The wins never happened in Toronto. Just 31 in the playoffs on Shanahan’s watch, to be exact.
That’s in the past tense because not only have the New York Islanders have asked MLSE for permission to talk to Shanahan about a front-office job, they’ve been granted that opportunity.
Shanahan’s contract, an extension he signed in 2019, expires at the end of June.
The Islanders don’t want to interview Shanahan to kick tires. It’s because they think he can be the guy to run their hockey operations.
Regarding those 31 post-season wins with the Leafs, if you’re waking up from a decade-long slumber and that number doesn’t strike you as unreasonable, here’s a reminder that 16 wins in one spring are required to win the Stanley Cup.
The Islanders conversation should bring an end to the speculation regarding Shanahan’s future with the Leafs. If the organization was serious about keeping him, it wouldn’t have given the Isles the green light.
As for Shanahan’s rule in Toronto, the Leafs simply haven’t approached the kind of success that he figured the team would when he was hired.
Furthermore, and we suppose it depends how each person measures it, there hasn’t been the kind of stability that one what might have expected with a person of Shanahan’s experience in charge for 11 years. There have been five head coaches — though Peter Horachek ran the bench only on an interim basis in 2015. There have been four general managers.
Shanahan has been praised for his recognition of the history of the team and his strengthening of the links to the past. He should be lauded for that.
The joke is made every so often that there is no salary cap impacting what kind of money that MLSE can spend in other areas of the organization. Shanahan took advantage of that in the front office and in hockey operations. The Leafs have five assistant general managers, for example, and more than enough advisors in various areas.
A large development staff works with not only the Leafs, but the Toronto Marlies, on a daily basis.
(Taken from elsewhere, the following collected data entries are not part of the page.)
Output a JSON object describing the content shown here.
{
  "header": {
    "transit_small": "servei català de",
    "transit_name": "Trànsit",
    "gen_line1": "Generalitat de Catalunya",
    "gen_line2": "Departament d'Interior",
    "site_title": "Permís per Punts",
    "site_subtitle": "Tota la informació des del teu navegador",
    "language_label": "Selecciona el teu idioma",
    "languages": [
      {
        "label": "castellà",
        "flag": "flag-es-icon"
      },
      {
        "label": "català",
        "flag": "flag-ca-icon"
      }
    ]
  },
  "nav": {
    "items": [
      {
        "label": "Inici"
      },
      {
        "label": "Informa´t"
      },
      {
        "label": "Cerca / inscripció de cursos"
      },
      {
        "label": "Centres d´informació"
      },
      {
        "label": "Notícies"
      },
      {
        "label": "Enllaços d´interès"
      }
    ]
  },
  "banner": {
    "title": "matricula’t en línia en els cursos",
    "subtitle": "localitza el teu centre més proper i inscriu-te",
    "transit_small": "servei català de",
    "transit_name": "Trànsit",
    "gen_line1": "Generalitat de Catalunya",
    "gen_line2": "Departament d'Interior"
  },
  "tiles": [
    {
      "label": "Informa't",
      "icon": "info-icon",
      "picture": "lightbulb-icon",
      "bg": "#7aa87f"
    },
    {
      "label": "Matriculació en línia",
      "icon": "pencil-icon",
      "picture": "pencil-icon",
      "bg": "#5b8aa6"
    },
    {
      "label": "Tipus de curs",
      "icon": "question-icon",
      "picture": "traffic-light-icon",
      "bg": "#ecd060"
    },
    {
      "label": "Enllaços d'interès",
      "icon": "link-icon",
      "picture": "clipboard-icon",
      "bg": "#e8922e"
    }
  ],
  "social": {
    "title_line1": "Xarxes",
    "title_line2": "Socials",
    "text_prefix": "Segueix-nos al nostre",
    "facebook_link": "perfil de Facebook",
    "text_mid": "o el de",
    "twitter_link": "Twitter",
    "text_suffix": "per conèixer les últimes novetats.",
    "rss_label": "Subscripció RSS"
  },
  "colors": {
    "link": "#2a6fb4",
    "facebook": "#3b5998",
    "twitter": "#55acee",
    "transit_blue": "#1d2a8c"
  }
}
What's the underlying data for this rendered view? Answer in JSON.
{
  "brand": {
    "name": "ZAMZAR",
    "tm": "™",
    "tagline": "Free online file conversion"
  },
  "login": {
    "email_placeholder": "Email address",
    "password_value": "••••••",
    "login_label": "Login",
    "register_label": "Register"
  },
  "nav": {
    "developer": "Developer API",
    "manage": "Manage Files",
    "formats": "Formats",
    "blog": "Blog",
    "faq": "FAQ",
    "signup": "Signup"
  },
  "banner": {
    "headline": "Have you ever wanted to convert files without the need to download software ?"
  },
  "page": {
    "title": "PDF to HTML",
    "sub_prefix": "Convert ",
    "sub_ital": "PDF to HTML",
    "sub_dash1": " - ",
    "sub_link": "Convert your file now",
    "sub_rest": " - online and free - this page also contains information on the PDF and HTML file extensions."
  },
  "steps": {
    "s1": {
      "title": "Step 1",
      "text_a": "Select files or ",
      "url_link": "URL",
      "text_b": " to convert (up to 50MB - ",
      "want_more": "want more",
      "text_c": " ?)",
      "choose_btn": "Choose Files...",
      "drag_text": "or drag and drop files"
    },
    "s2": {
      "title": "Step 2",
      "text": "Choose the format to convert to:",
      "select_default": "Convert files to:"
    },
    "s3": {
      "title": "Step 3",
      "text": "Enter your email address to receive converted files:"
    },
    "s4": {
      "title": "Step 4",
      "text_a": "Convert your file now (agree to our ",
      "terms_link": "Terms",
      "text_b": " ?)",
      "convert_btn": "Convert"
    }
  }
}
Every player with the National Hockey League team and with the American Hockey League affiliate has everything he needs to give him the best chance to excel at his fingertips.
Yet Shanahan — and we suppose he won’t have to do this now — would still have to explain to the MLSE board how it is that the Leafs, despite every seeming advantage at their disposal, advanced past the first round just twice in 11 years.